AvdK: I have met so many amazing writers and that has been a true gift. I have also been able to proctor and enjoy a large variety of Gemini Ink’s public classes on the craft of writing or host authors as visiting faculty and speakers, and this has been a delightful part of my job. My first visiting writer to Gemini Ink when I was starting out in 2015 as Literary Programs Director, was the poet Laura Kasischke, and she taught a Saturday workshop on surrealism, and it was wonderful. I reached out to her a few years later, when I was finalizing Kiss/Hierarchy, and she was kind enough to write a blurb for it, which meant a great deal to me. But, mostly, I remember that workshop and the great gems of wisdom she shared with us on writing and writing strangely in a way that was so freeing and mischievous. She had great prompts, such as writing a poem as if you were a Martian who had just landed on planet Earth and was experiencing everything as if it were utterly unfamiliar to you. She explained it in a fuller, more idiosyncratic way, but the exercise was all about looking at your life as the weird thing it truly was! Other poets I have loved meeting have been Tim Seibles, Brian Turner, Helena María Viramontes, Terrance Hayes, Margaret Atwood and Emmy Pérez, to name just a few.

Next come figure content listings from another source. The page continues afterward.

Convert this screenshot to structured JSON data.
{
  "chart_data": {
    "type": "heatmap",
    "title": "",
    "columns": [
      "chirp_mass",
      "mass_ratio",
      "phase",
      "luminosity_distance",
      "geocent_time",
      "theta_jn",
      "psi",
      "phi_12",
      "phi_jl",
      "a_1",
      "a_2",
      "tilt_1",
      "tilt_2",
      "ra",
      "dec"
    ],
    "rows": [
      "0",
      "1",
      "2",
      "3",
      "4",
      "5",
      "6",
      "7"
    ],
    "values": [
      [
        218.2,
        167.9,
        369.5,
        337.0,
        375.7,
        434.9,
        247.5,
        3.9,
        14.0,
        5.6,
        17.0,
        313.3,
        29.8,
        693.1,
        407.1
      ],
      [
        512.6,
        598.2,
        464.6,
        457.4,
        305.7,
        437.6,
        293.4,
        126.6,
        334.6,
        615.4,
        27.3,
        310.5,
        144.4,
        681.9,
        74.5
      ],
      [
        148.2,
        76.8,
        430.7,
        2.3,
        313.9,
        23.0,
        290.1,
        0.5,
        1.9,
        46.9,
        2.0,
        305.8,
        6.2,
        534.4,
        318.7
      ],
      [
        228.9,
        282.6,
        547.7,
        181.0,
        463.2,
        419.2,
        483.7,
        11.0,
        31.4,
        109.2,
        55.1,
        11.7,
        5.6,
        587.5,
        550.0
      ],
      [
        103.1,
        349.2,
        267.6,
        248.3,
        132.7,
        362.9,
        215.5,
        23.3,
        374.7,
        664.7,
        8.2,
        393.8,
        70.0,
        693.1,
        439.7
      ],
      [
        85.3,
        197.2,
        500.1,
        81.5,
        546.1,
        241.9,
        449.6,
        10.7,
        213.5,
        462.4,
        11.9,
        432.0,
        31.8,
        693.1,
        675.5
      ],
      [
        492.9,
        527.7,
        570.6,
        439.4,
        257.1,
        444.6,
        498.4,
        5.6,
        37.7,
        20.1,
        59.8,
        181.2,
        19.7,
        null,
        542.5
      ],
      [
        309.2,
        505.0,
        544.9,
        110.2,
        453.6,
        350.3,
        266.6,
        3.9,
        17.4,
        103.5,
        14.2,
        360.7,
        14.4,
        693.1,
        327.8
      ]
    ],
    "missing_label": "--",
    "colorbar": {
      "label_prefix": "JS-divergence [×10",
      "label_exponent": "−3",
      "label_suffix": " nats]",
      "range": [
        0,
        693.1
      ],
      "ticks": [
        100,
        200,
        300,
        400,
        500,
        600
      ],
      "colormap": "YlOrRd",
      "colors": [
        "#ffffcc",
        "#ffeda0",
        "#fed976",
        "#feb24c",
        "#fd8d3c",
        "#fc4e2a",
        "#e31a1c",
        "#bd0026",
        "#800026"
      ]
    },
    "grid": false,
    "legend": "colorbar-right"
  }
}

Another gift has been the San Antonio writing community, which is welcoming and chock full of talent! Getting to know writers like Carmen Tafolla, Naomi Shihab Nye, Andrea “Vocab” Sanderson, Sheila Black, Laurie Ann Guerrero, Laura Van Prooyen, jo reyes-boitel, Wondra Chang,  Natalia Treviño, and so many others has enriched my writing life in ways I cannot even begin to calculate. And about getting into arts administration. It is a labor of love and definitely not easy at times. I think someone considering this kind of work should know time management is something they will need to grow in, and continue to master, if they want to do their jobs fully and have time for other pursuits, and their own writing life. The key is to never let your writing life sit idle for too long while working on programming all about empowering writers—find the time to tend to your art. It will make you a better arts administrator.

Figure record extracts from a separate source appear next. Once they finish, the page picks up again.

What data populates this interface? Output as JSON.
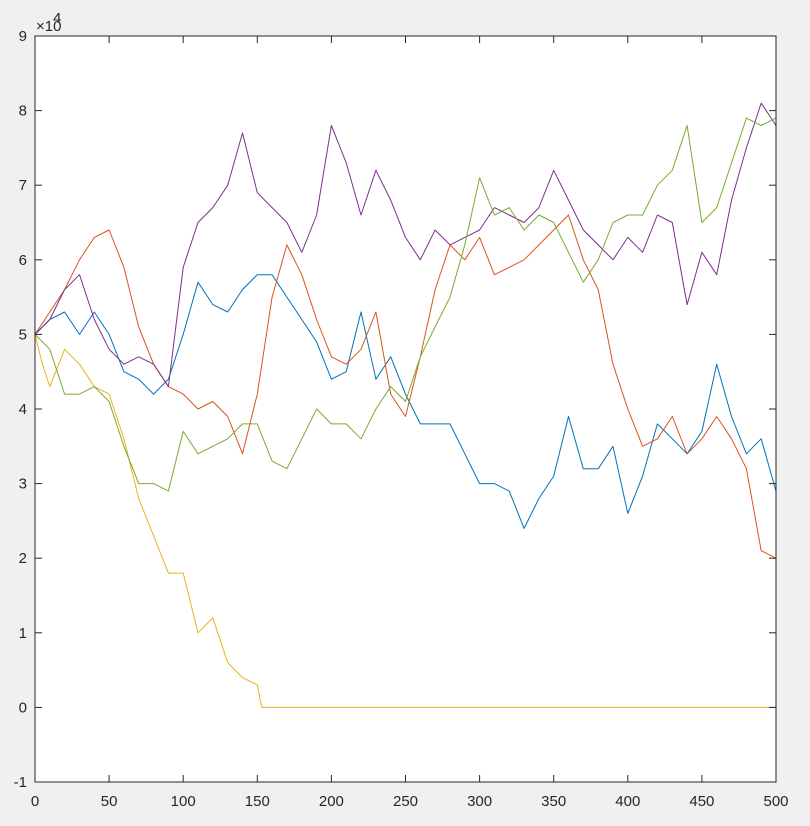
{
  "chart_data": {
    "type": "line",
    "title": "",
    "xlabel": "",
    "ylabel": "",
    "xlim": [
      0,
      500
    ],
    "ylim": [
      -1,
      9
    ],
    "y_exponent_label": "×10",
    "y_exponent_power": "4",
    "x_ticks": [
      "0",
      "50",
      "100",
      "150",
      "200",
      "250",
      "300",
      "350",
      "400",
      "450",
      "500"
    ],
    "y_ticks": [
      "-1",
      "0",
      "1",
      "2",
      "3",
      "4",
      "5",
      "6",
      "7",
      "8",
      "9"
    ],
    "grid": false,
    "series": [
      {
        "color": "#0072BD",
        "x": [
          0,
          10,
          20,
          30,
          40,
          50,
          60,
          70,
          80,
          90,
          100,
          110,
          120,
          130,
          140,
          150,
          160,
          170,
          180,
          190,
          200,
          210,
          220,
          230,
          240,
          250,
          260,
          270,
          280,
          290,
          300,
          310,
          320,
          330,
          340,
          350,
          360,
          370,
          380,
          390,
          400,
          410,
          420,
          430,
          440,
          450,
          460,
          470,
          480,
          490,
          500
        ],
        "y": [
          5.0,
          5.2,
          5.3,
          5.0,
          5.3,
          5.0,
          4.5,
          4.4,
          4.2,
          4.4,
          5.0,
          5.7,
          5.4,
          5.3,
          5.6,
          5.8,
          5.8,
          5.5,
          5.2,
          4.9,
          4.4,
          4.5,
          5.3,
          4.4,
          4.7,
          4.2,
          3.8,
          3.8,
          3.8,
          3.4,
          3.0,
          3.0,
          2.9,
          2.4,
          2.8,
          3.1,
          3.9,
          3.2,
          3.2,
          3.5,
          2.6,
          3.1,
          3.8,
          3.6,
          3.4,
          3.7,
          4.6,
          3.9,
          3.4,
          3.6,
          2.9
        ]
      },
      {
        "color": "#D95319",
        "x": [
          0,
          10,
          20,
          30,
          40,
          50,
          60,
          70,
          80,
          90,
          100,
          110,
          120,
          130,
          140,
          150,
          160,
          170,
          180,
          190,
          200,
          210,
          220,
          230,
          240,
          250,
          260,
          270,
          280,
          290,
          300,
          310,
          320,
          330,
          340,
          350,
          360,
          370,
          380,
          390,
          400,
          410,
          420,
          430,
          440,
          450,
          460,
          470,
          480,
          490,
          500
        ],
        "y": [
          5.0,
          5.3,
          5.6,
          6.0,
          6.3,
          6.4,
          5.9,
          5.1,
          4.6,
          4.3,
          4.2,
          4.0,
          4.1,
          3.9,
          3.4,
          4.2,
          5.5,
          6.2,
          5.8,
          5.2,
          4.7,
          4.6,
          4.8,
          5.3,
          4.2,
          3.9,
          4.7,
          5.6,
          6.2,
          6.0,
          6.3,
          5.8,
          5.9,
          6.0,
          6.2,
          6.4,
          6.6,
          6.0,
          5.6,
          4.6,
          4.0,
          3.5,
          3.6,
          3.9,
          3.4,
          3.6,
          3.9,
          3.6,
          3.2,
          2.1,
          2.0
        ]
      },
      {
        "color": "#EDB120",
        "x": [
          0,
          5,
          10,
          20,
          30,
          40,
          50,
          60,
          70,
          80,
          90,
          100,
          110,
          120,
          130,
          140,
          150,
          153,
          160,
          200,
          300,
          400,
          500
        ],
        "y": [
          5.0,
          4.6,
          4.3,
          4.8,
          4.6,
          4.3,
          4.2,
          3.6,
          2.8,
          2.3,
          1.8,
          1.8,
          1.0,
          1.2,
          0.6,
          0.4,
          0.3,
          0.0,
          0.0,
          0.0,
          0.0,
          0.0,
          0.0
        ]
      },
      {
        "color": "#7E2F8E",
        "x": [
          0,
          10,
          20,
          30,
          40,
          50,
          60,
          70,
          80,
          90,
          100,
          110,
          120,
          130,
          140,
          150,
          160,
          170,
          180,
          190,
          200,
          210,
          220,
          230,
          240,
          250,
          260,
          270,
          280,
          290,
          300,
          310,
          320,
          330,
          340,
          350,
          360,
          370,
          380,
          390,
          400,
          410,
          420,
          430,
          440,
          450,
          460,
          470,
          480,
          490,
          500
        ],
        "y": [
          5.0,
          5.2,
          5.6,
          5.8,
          5.2,
          4.8,
          4.6,
          4.7,
          4.6,
          4.3,
          5.9,
          6.5,
          6.7,
          7.0,
          7.7,
          6.9,
          6.7,
          6.5,
          6.1,
          6.6,
          7.8,
          7.3,
          6.6,
          7.2,
          6.8,
          6.3,
          6.0,
          6.4,
          6.2,
          6.3,
          6.4,
          6.7,
          6.6,
          6.5,
          6.7,
          7.2,
          6.8,
          6.4,
          6.2,
          6.0,
          6.3,
          6.1,
          6.6,
          6.5,
          5.4,
          6.1,
          5.8,
          6.8,
          7.5,
          8.1,
          7.8
        ]
      },
      {
        "color": "#77AC30",
        "x": [
          0,
          10,
          20,
          30,
          40,
          50,
          60,
          70,
          80,
          90,
          100,
          110,
          120,
          130,
          140,
          150,
          160,
          170,
          180,
          190,
          200,
          210,
          220,
          230,
          240,
          250,
          260,
          270,
          280,
          290,
          300,
          310,
          320,
          330,
          340,
          350,
          360,
          370,
          380,
          390,
          400,
          410,
          420,
          430,
          440,
          450,
          460,
          470,
          480,
          490,
          500
        ],
        "y": [
          5.0,
          4.8,
          4.2,
          4.2,
          4.3,
          4.1,
          3.5,
          3.0,
          3.0,
          2.9,
          3.7,
          3.4,
          3.5,
          3.6,
          3.8,
          3.8,
          3.3,
          3.2,
          3.6,
          4.0,
          3.8,
          3.8,
          3.6,
          4.0,
          4.3,
          4.1,
          4.7,
          5.1,
          5.5,
          6.2,
          7.1,
          6.6,
          6.7,
          6.4,
          6.6,
          6.5,
          6.1,
          5.7,
          6.0,
          6.5,
          6.6,
          6.6,
          7.0,
          7.2,
          7.8,
          6.5,
          6.7,
          7.3,
          7.9,
          7.8,
          7.9
        ]
      }
    ]
  }
}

CH: What’s the most recent book of poetry you’ve read?

AvdK: I am truly enjoying reading Ocean Vuong’s Night Sky with Exit Wounds. What a stunning, emotionally explosive book! Each poem has riveted me. But I tend to frog leap among poetry books and am also truly enjoying reading about poetry itself through Matthew Zapruder’s Why Poetry. I can find it helpful to step back from poems themselves and read poets’ books on poetry. In fact, I rather nerd out about this! Zapruder has some penetrating stories on his discovery of poetry and, at one point in this book, describes his realization that: “A poem, literally, makes a space to move through. To read a poem is to move through that constructed space of ideas and thinking” (p, 57). I read those lines the other day, and they just lit up a new hope in me that, after not writing poems for a few months, I can get back into my process and just create spaces of thought that can move down the page—it was both simplifying the idea of what poetry-making was, which I found comforting, and then showing its intellectual daring and spaciousness. I have a leaning “Tower of Pisa” comprised of books on my night table—my husband gawks at it in amazement sometimes and he’s the librarian in our house! And this represents one aspect of my reading life: I surround myself with what I hope to read, so there is always an ellipsis in my reading life, the “what will come next.”